For the primary objective, the following null hypothesis was tested: H0prim: pT = 70%. If pT > 70% and if the null hypothesis was rejected by a two-sided, one sample χ2 test at 0.05 level, superiority would be concluded. The primary objective was analyzed in the full analysis set (FAS). The secondary objectives were analyzed in FAS and per-protocol population (PP).
Due to no observed differences for the cure rates after correction for re-infestation (100% efficacy for both treatments), non-inferiority testing was performed in the PP population, with a predefined non-inferiority margin of 7.5%. The following null-hypothesis was tested at an α-level of 0.025. H0,NI: pT-pR < δ, whereby δ = − 7.5%. The lower, one sided 97.5% confidence interval of difference pT-pR was used for the test. With a confidence limit of ≥ − 7.5, hypothesis H0,NI was rejected and non-inferiority was concluded. The differences of cure rates pT-pR as well the cure rates pT and pR are presented with two-sided 95% confidence interval. NCSS 12.0.2 software was used to calculate the 95% confidence interval for the difference of zero (Miettinen-Nurminen Score).
Cure rates (pT and pR) and difference between cure rates (pDiff = pT - pR) with their two-sided 95% CI including results of two-sided, two sample Fisher’s exact test were calculated. Effect of hair characteristics on efficacy of the products was evaluated via Kruskal-Wallis-Test.
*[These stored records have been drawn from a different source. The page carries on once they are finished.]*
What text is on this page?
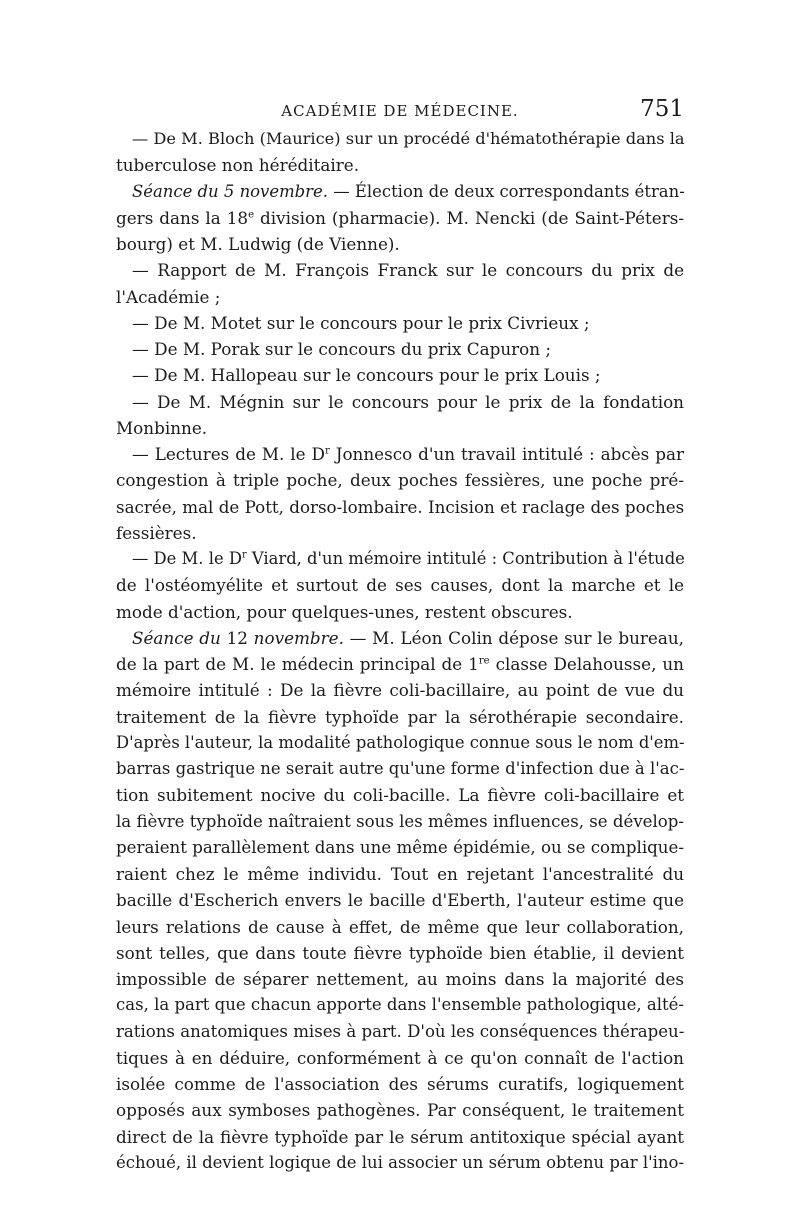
ACADÉMIE DE MÉDECINE.	751
— De M. Bloch (Maurice) sur un procédé d'hématothérapie dans la
tuberculose non héréditaire.
Séance du 5 novembre. — Élection de deux correspondants étran-
gers dans la 18e division (pharmacie). M. Nencki (de Saint-Péters-
bourg) et M. Ludwig (de Vienne).
— Rapport de M. François Franck sur le concours du prix de
l'Académie ;
— De M. Motet sur le concours pour le prix Civrieux ;
— De M. Porak sur le concours du prix Capuron ;
— De M. Hallopeau sur le concours pour le prix Louis ;
— De M. Mégnin sur le concours pour le prix de la fondation
Monbinne.
— Lectures de M. le $D^r$ Jonnesco d'un travail intitulé : abcès par
congestion à triple poche, deux poches fessières, une poche pré-
sacrée, mal de Pott, dorso-lombaire. Incision et raclage des poches
fessières.
— De M. le $D^r$ Viard, d'un mémoire intitulé : Contribution à l'étude
de l'ostéomyélite et surtout de ses causes, dont la marche et le
mode d'action, pour quelques-unes, restent obscures.
Séance du 12 novembre. — M. Léon Colin dépose sur le bureau,
de la part de M. le médecin principal de 1re classe Delahousse, un
mémoire intitulé : De la fièvre coli-bacillaire, au point de vue du
traitement de la fièvre typhoïde par la sérothérapie secondaire.
D'après l'auteur, la modalité pathologique connue sous le nom d'em-
barras gastrique ne serait autre qu'une forme d'infection due à l'ac-
tion subitement nocive du coli-bacille. La fièvre coli-bacillaire et
la fièvre typhoïde naîtraient sous les mêmes influences, se dévelop-
peraient parallèlement dans une même épidémie, ou se complique-
raient chez le même individu. Tout en rejetant l'ancestralité du
bacille d'Escherich envers le bacille d'Eberth, l'auteur estime que
leurs relations de cause à effet, de même que leur collaboration,
sont telles, que dans toute fièvre typhoïde bien établie, il devient
impossible de séparer nettement, au moins dans la majorité des
cas, la part que chacun apporte dans l'ensemble pathologique, alté-
rations anatomiques mises à part. D'où les conséquences thérapeu-
tiques à en déduire, conformément à ce qu'on connaît de l'action
isolée comme de l'association des sérums curatifs, logiquement
opposés aux symboses pathogènes. Par conséquent, le traitement
direct de la fièvre typhoïde par le sérum antitoxique spécial ayant
échoué, il devient logique de lui associer un sérum obtenu par l'ino-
The use of a nit-comb during clinical trials is controversial, as combing may increase efficacy [32]. To estimate the effect of combing, in a post hoc analysis, the association between the occurrence of treatment failures and patients’ implementation of combing was evaluated. For this purpose, treatment failures and combing were evaluated for independence of categorical variables by chi-squared test and by Fisher’s exact test (for small expected frequencies).